Although patients undergoing TA-TAVR developed AKI more frequently compared to TF-TAVR, the primary outcome difference was in stage 1 AKI and did not translate into more major adverse events or six-month mortality. Comparable mortality risk among patients undergoing TA-TAVR and TF-TAVR was recently demonstrated by Schymik et al. Using propensity score matching, no difference was reported in mortality risk between patients undergoing TA and TF approaches in a high volume treatment center. An experienced heart team was postulated to be an important explanation for this observation. However, in PARTNER 2 trial, which studied intermediate-risk patients, TAVR resulted in a lower rate of death or disabling stroke than surgery in the TF-access cohort, whereas outcomes were similar in the two groups in the transthoracic-access cohort.

There are several limitations to our study. (1) As we utilized data from a prospectively collected database and electronic health records, our study has an observational design. Our results establish an association, not causality.
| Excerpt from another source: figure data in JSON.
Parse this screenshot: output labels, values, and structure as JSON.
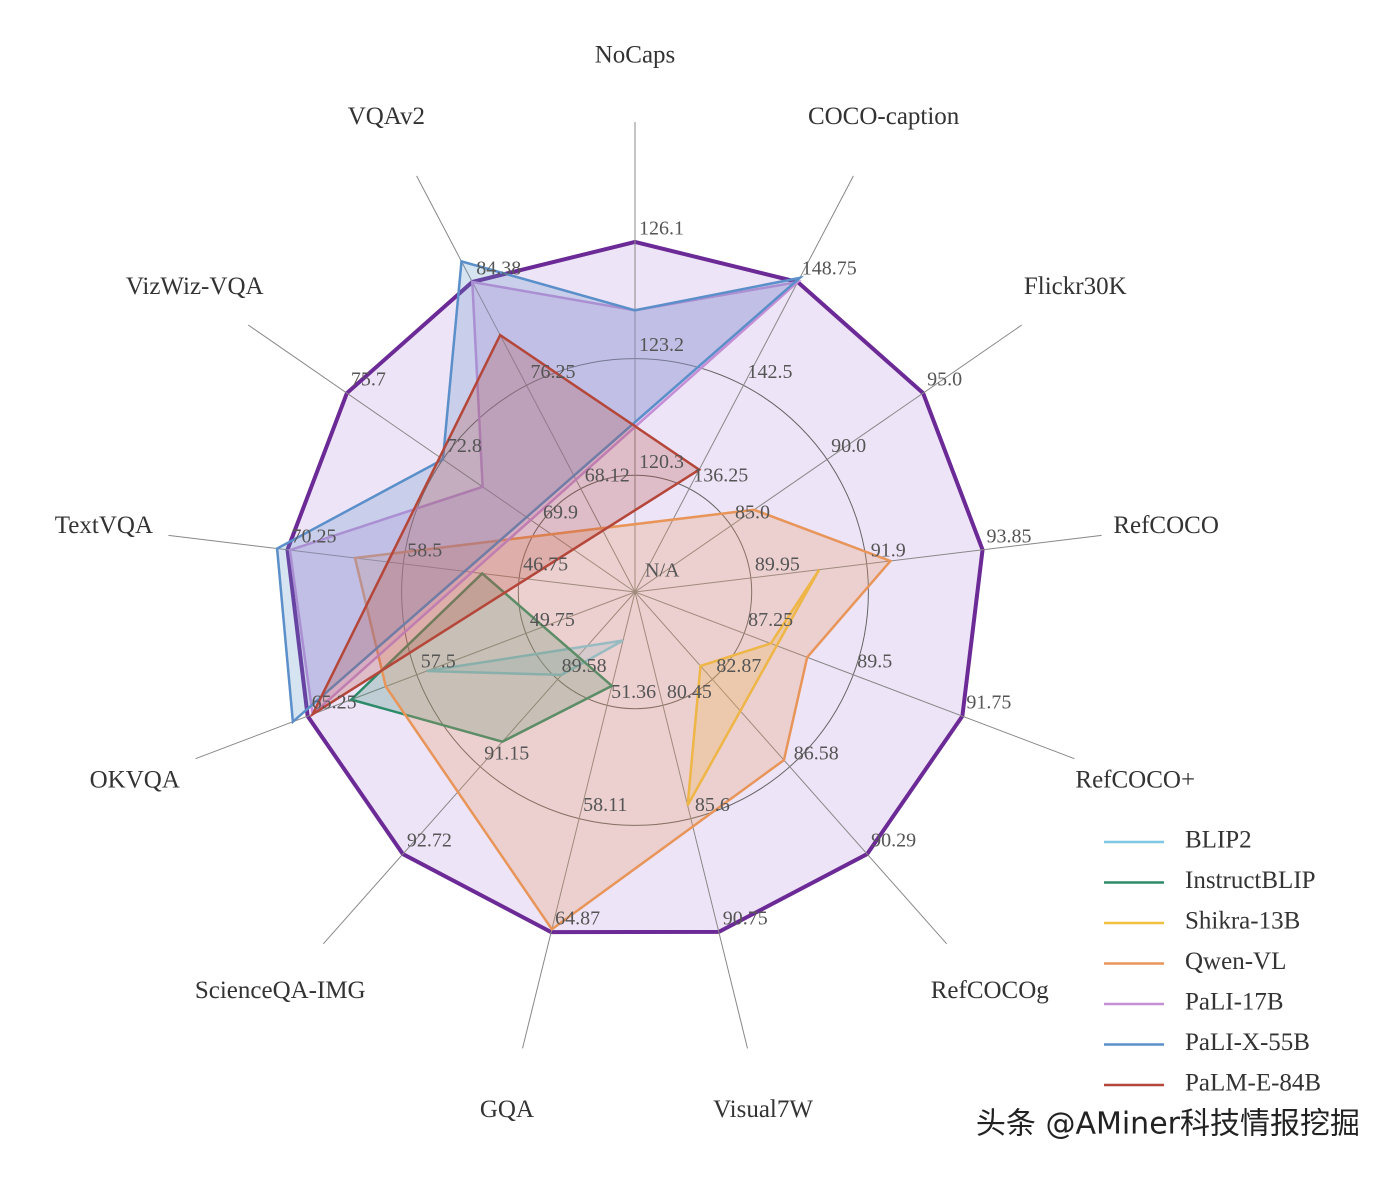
{
  "chart_data": {
    "type": "radar",
    "center_label": "N/A",
    "axes": [
      {
        "label": "NoCaps",
        "ticks": [
          120.3,
          123.2,
          126.1
        ]
      },
      {
        "label": "COCO-caption",
        "ticks": [
          136.25,
          142.5,
          148.75
        ]
      },
      {
        "label": "Flickr30K",
        "ticks": [
          {
            "value": 85,
            "label": "85.0"
          },
          {
            "value": 90,
            "label": "90.0"
          },
          {
            "value": 95,
            "label": "95.0"
          }
        ]
      },
      {
        "label": "RefCOCO",
        "ticks": [
          89.95,
          91.9,
          93.85
        ]
      },
      {
        "label": "RefCOCO+",
        "ticks": [
          87.25,
          89.5,
          91.75
        ]
      },
      {
        "label": "RefCOCOg",
        "ticks": [
          82.87,
          86.58,
          90.29
        ]
      },
      {
        "label": "Visual7W",
        "ticks": [
          80.45,
          85.6,
          90.75
        ]
      },
      {
        "label": "GQA",
        "ticks": [
          51.36,
          58.11,
          64.87
        ]
      },
      {
        "label": "ScienceQA-IMG",
        "ticks": [
          89.58,
          91.15,
          92.72
        ]
      },
      {
        "label": "OKVQA",
        "ticks": [
          49.75,
          57.5,
          65.25
        ]
      },
      {
        "label": "TextVQA",
        "ticks": [
          46.75,
          58.5,
          70.25
        ]
      },
      {
        "label": "VizWiz-VQA",
        "ticks": [
          69.9,
          72.8,
          75.7
        ]
      },
      {
        "label": "VQAv2",
        "ticks": [
          68.12,
          76.25,
          84.38
        ]
      }
    ],
    "series": [
      {
        "name": "BLIP2",
        "color": "#7ec8e3",
        "values": [
          null,
          null,
          null,
          null,
          null,
          null,
          null,
          47.5,
          89.5,
          56.8,
          null,
          null,
          null
        ]
      },
      {
        "name": "InstructBLIP",
        "color": "#2e8b6a",
        "values": [
          null,
          null,
          null,
          null,
          null,
          null,
          null,
          50.2,
          90.7,
          62.15,
          50.5,
          null,
          null
        ]
      },
      {
        "name": "Shikra-13B",
        "color": "#f0c040",
        "values": [
          null,
          null,
          null,
          91.1,
          87.8,
          82.3,
          85.0,
          null,
          null,
          null,
          null,
          null,
          null
        ]
      },
      {
        "name": "Qwen-VL",
        "color": "#e8955a",
        "values": [
          null,
          null,
          86.2,
          92.3,
          88.55,
          86.3,
          null,
          64.7,
          null,
          59.7,
          63.4,
          null,
          null
        ]
      },
      {
        "name": "PaLI-17B",
        "color": "#c58fd6",
        "values": [
          124.4,
          148.75,
          null,
          null,
          null,
          null,
          null,
          null,
          null,
          64.9,
          70.0,
          71.6,
          84.38
        ]
      },
      {
        "name": "PaLI-X-55B",
        "color": "#5b8fc9",
        "values": [
          124.4,
          149.0,
          null,
          null,
          null,
          null,
          null,
          null,
          null,
          66.3,
          71.3,
          72.8,
          86.0
        ]
      },
      {
        "name": "PaLM-E-84B",
        "color": "#b5473a",
        "values": [
          null,
          137.4,
          null,
          null,
          null,
          null,
          null,
          null,
          null,
          64.9,
          null,
          null,
          80.2
        ]
      }
    ],
    "watermark": "头条 @AMiner科技情报挖掘"
  }
}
Additionally, this study was conducted in a tertiary referral center serving a predominantly Caucasian population, potentially introducing selection bias and limiting the generalizability of the results. (2) We did not include urine output criterion for AKI diagnosis. The inclusion of urine output criterion would increase the sensitivity of AKI definition. However, an indwelling urinary catheter was not used to obtain accurate hourly urine output data for a significant percentage of patients in our cohort. Also, diuretics were commonly utilized in TAVR patients enrolled in our study. Therefore, it could reduce the accuracy of urine output criterion for AKI diagnosis.

In conclusion, TA-TAVR is associated with higher incidence of AKI compared to TF-TAVR. However, this increased frequency of mild AKI associated with TA-TAVR does not translate into higher mortality, need for RRT, or long-term renal function.